The result was outstanding, a brand new destructive weapon that 'comes with' a nuclear detonation but could knock out the enemies ability to move thousands of miles away.
Figures suggest that detonating a nuclear bomb at 70,000ft above the centre of the USA will cut power to the whole country including canada.
EMP will destroy everything electrical that is not specially 'hardened' to withstand it. Most things flying can be severely effected as EMP can knock out the Avionics.


Another knock out effect of any nuclear explosion is the pressure it causes. A nuclear detonation creates 'over-pressure' and depending how large, the over-pressure can be several thousand PSi(pounds per Square Inch).  NORAD, ICBM Silos, and Command Bunkers are hardened to withstand an Over-pressure of several thousand 'psi'.
Over-Pressure implodes buildings. It generates so much pressure in the air that it causes buildings to just 'implode' under the tremendous 'weight' exceeding outside. This shatters any building and structure to pieces.
Most US ICBM Silo's are hardened to withstand approximately 2000psi. Command bunkers are more than 2000psi.
When launching a missile at a target, you have to consider how hardened that target is to know what MIRV(Multiple-re-entry Vehicle) to fire.
For a city as a target, the accuracy does not matter for a nuclear warhead, no building in the city is hardened to withstand a certain over-pressure so the MIRV does not have to be accurate as to where it matter where it hits, aslong as its on the city, its going to cause maximum damage and death.
For Target's such as Silo's or Bunkers, the Accuracy of the MIRV becomes very important. It needs to be 'on' target to make sure the over-pressure exeeds the hardened target's overpressure limit.
ICBM Silo's hardened to 2000psi cannot withstand a direct hit from a nuclear warhead, nor can a command bunker hardened to withstand maybe perhaps 4000psi. The Bunker or Silo is only hardened to withstand a semi-accurate weapon, maybe to within a few hundred metres.
This is where the term 'CEP' comes into the situation.  MIRV's(warheads) have a certain CEP. this stands for Circular Error Probable.
This denotes Accuracy.
In the 60's Russian and American MIRV's had a CEP of a few thousand meters. this means the Warhead would touch down anywhere around the target(in a circle) over thousands of meters away, meaning it was NOT be very accurate and was ONLY good enough for City strikes. This also meant that both the US or Russia could not counter-attack each other's ICBM Silos to stop each other launching more attacks.

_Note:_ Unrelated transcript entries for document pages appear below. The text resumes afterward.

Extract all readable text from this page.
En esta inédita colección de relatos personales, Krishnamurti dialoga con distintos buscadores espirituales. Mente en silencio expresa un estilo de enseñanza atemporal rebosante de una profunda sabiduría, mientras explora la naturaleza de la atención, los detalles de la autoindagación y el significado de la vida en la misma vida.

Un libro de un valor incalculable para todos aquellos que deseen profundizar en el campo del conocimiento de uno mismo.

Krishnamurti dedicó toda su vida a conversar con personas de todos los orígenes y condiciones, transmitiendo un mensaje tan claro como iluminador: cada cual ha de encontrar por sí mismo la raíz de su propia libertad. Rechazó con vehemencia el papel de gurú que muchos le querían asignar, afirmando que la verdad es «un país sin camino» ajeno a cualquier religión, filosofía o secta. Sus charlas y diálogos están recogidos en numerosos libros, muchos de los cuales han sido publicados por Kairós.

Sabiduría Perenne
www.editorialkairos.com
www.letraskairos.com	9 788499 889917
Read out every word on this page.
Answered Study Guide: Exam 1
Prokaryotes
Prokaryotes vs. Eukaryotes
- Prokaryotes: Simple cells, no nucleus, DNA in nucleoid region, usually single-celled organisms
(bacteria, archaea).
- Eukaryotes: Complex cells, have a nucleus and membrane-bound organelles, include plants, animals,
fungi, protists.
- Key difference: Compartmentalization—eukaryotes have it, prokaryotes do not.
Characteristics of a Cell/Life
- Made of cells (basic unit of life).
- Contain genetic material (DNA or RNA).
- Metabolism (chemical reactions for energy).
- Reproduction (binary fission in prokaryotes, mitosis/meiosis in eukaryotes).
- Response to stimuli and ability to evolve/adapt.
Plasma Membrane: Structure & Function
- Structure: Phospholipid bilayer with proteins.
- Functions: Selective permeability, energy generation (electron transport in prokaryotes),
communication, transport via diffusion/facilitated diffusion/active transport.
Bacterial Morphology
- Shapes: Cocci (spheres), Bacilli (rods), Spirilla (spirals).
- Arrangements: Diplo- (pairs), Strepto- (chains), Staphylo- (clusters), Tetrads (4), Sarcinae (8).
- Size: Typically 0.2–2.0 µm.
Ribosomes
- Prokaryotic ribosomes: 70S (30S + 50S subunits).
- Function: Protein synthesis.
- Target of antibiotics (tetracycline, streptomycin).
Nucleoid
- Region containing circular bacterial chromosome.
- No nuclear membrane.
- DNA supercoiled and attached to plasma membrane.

Today, the CEP of both countries has come down to a few hundred feet, the American Peacekeeper and Russian SS-20 have a CEP of a few meters!!!!.  Although Russia can counter strike america to stop more warheads being dropped on its soil. America has only 'limited' counter-strike capability for several reasons.
1. The USA has much less Nuclear ICBM's available than that of Russia, even today Russia's Nuclear arsenal is fully ready and has not changed in size.
2. American ICBMs are launched from Silos fixed into the ground. Its bombers can be destroyed either on ground or in the air.
3. A Vast Majority of Russian ICBM's are located on 'relocatable' Trains on a massive rail network with each Train having its own Tunnel as a bunker inside a mountain. Each Train can launch several missiles then relocate to a different position so it can't be counter-attacked.
This, plus the overwhelming amount of warheads russia still has available in a state of readiness(Funds do not matter in russia with ICBM's and money has not effected its ability) is a massive fright to American commanders.
America on the other hand has many SSBN's to launch SLBM . Russia had by far the largest force of SSBNs but sadly, the funds have run out to keep them operational and they have gone 'rusty' in the Naval bases aswell as many of the fleet of surface ships.